Alexis on the Sexes: Bros before...

Updated 12/6/2012

Should a sibling's ex be off-limits?

Alexis is on vacation, but here's a classic column from the archives.

Q: My brother was in a relationship with a beautiful girl for nine years. They broke up almost four years ago, and not on the best terms. I always thought she was attractive. After seeing her in different social circles, I approached her, and now we are about to get romantically involved. My brother recently was made aware of this and became extraordinarily angry, even though he is now married to a different woman. He's gotten my family involved and created a rift between us. Family gatherings have been awkward and not altogether peaceful. Should I feel guilty? Or is he just being selfish? I really enjoy this girl's company and have no plans to drop pursuit of a relationship with her.

A: Wait, what? Your brother has gotten the rest of your family involved in this business and he's married? What the hell does his wife do when he pitches these fits about you dating his ex-girlfriend? Stare at her lap, mortified, until the topic passes? How lucky she is to be married to such a gentleman.

It's fair for your brother to have unsettled feelings about you dating his ex, but to throw a proverbial tantrum and get the rest of your family involved is completely unreasonable. How would you describe your relationship with your brother? If you have a lifelong history of competing with each other, this might just be another way for him to keep the fight going. It's normal to maintain a healthy sibling rivalry into adulthood, but this particular topic requires a grown-up conversation between the two of you and no one else.
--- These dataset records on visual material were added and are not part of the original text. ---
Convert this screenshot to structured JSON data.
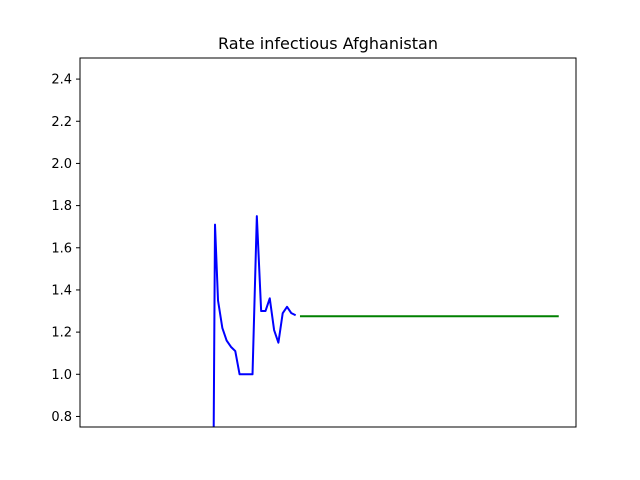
{
  "chart_data": {
    "type": "line",
    "title": "Rate infectious Afghanistan",
    "xlabel": "",
    "ylabel": "",
    "ylim": [
      0.75,
      2.5
    ],
    "xlim": [
      0,
      115
    ],
    "x_ticks_visible": false,
    "yticks": [
      "0.8",
      "1.0",
      "1.2",
      "1.4",
      "1.6",
      "1.8",
      "2.0",
      "2.2",
      "2.4"
    ],
    "grid": false,
    "series": [
      {
        "color": "#0000ff",
        "x": [
          31,
          31.3,
          32,
          33,
          34,
          35,
          36,
          37,
          38,
          39,
          40,
          41,
          42,
          43,
          44,
          45,
          46,
          47,
          48,
          49,
          50
        ],
        "y": [
          0.75,
          1.71,
          1.35,
          1.22,
          1.16,
          1.13,
          1.11,
          1.0,
          1.0,
          1.0,
          1.0,
          1.75,
          1.3,
          1.3,
          1.36,
          1.21,
          1.15,
          1.29,
          1.32,
          1.29,
          1.28
        ]
      },
      {
        "color": "#008000",
        "x": [
          51,
          111
        ],
        "y": [
          1.275,
          1.275
        ]
      }
    ]
  }
}
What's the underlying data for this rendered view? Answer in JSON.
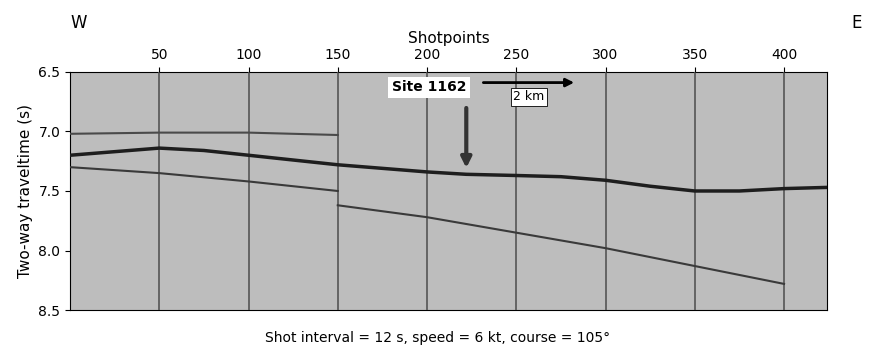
{
  "chart_data": {
    "type": "seismic_section",
    "x_label": "Shotpoints",
    "y_label": "Two-way traveltime (s)",
    "caption": "Shot interval = 12 s, speed = 6 kt, course = 105°",
    "side_labels": {
      "left": "W",
      "right": "E"
    },
    "xlim": [
      0,
      424
    ],
    "xticks": [
      50,
      100,
      150,
      200,
      250,
      300,
      350,
      400
    ],
    "ylim": [
      8.5,
      6.5
    ],
    "yticks": [
      6.5,
      7.0,
      7.5,
      8.0,
      8.5
    ],
    "grid": "x",
    "series": [
      {
        "color": "#1e1e1e",
        "line_style": "solid",
        "x": [
          0,
          25,
          50,
          75,
          100,
          125,
          150,
          175,
          200,
          222,
          250,
          275,
          300,
          325,
          350,
          375,
          400,
          424
        ],
        "values": [
          7.2,
          7.17,
          7.14,
          7.16,
          7.2,
          7.24,
          7.28,
          7.31,
          7.34,
          7.36,
          7.37,
          7.38,
          7.41,
          7.46,
          7.5,
          7.5,
          7.48,
          7.47
        ]
      },
      {
        "color": "#4a4a4a",
        "line_style": "solid",
        "x": [
          0,
          50,
          100,
          150
        ],
        "values": [
          7.02,
          7.01,
          7.01,
          7.03
        ]
      },
      {
        "color": "#3a3a3a",
        "line_style": "solid",
        "x": [
          150,
          200,
          250,
          300,
          350,
          400
        ],
        "values": [
          7.62,
          7.72,
          7.85,
          7.98,
          8.13,
          8.28
        ]
      },
      {
        "color": "#3a3a3a",
        "line_style": "solid",
        "x": [
          0,
          50,
          100,
          150
        ],
        "values": [
          7.3,
          7.35,
          7.42,
          7.5
        ]
      }
    ],
    "annotations": [
      {
        "text": "Site 1162",
        "text_x": 201,
        "text_y": 6.63,
        "x": 222,
        "y_from": 6.78,
        "y": 7.33
      }
    ],
    "scale_bar": {
      "label": "2 km",
      "x": [
        230,
        284
      ],
      "y": 6.59,
      "label_y": 6.71
    }
  }
}
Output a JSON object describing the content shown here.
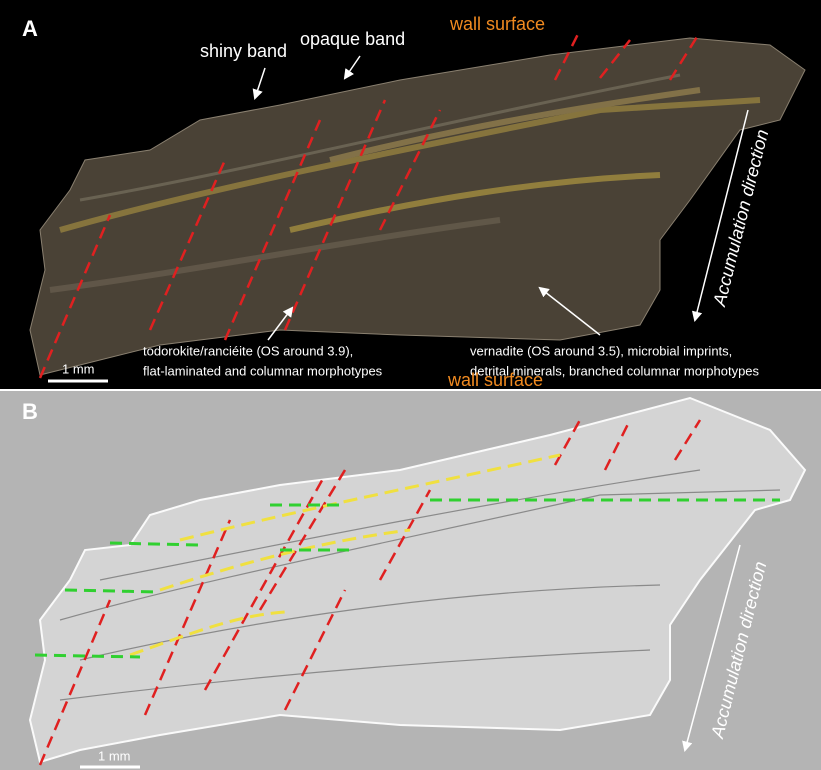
{
  "panel_a": {
    "label": "A",
    "wall_surface": "wall surface",
    "shiny_band": "shiny band",
    "opaque_band": "opaque band",
    "direction": "Accumulation direction",
    "left_note": [
      "todorokite/ranciéite (OS around 3.9),",
      "flat-laminated and columnar morphotypes"
    ],
    "right_note": [
      "vernadite (OS around 3.5), microbial imprints,",
      "detrital minerals, branched columnar morphotypes"
    ],
    "scale": "1 mm"
  },
  "panel_b": {
    "label": "B",
    "wall_surface": "wall surface",
    "direction": "Accumulation direction",
    "scale": "1 mm"
  }
}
If you're totally bent on pursuing a relationship with this girl because you think she could be your soulmate, then he needs to know that. He found the woman of his dreams and you're entitled to the same happiness. He'd have to be a real dick to attempt to stand in the way of that. Same goes for your parents and any other relative. If she's "the one," and you've communicated that to your brother, then he needs to suck it up and go home to his wife.

On the other hand, if any part of you doubts your actual motives for getting involved with your brother's ex, then put this thing on pause. He's telling you that you can't do something, so maybe you want to do it that much more. I say full speed ahead if you think about this girl all day, every day -- but if a Chipotle burrito crosses your mind more often than she does, going after her isn't worth the indefinite silent treatment from your bro. There are other future scenarios you need to consider, too. Like if you think Thanksgiving with the family is awkward, imagine what Christmas will be like when you bring this girl home. God forbid you come from one of those "Pass the turkey, no idiot, the Wild Turkey" families whose holiday gatherings put Festivus to shame. (Although this girl was part of your clan for nine years already, so she's obviously a veteran.)

Blood is indeed thicker than water, but there are exceptions to every rule. Your M.O. from here is to determine just how much you like this woman. At first blush, your question doesn't exactly drip with passion -- you "always thought she was attractive," you "really enjoy this girl's company" -- so bust out your own crystal ball and see if she's the beginning of the rest of your life. If not, skip the drama and keep her in the friend zone. But if you really do love her, your family will accept her (I promise) and your jerky brother will be forced to grow up and deal with it.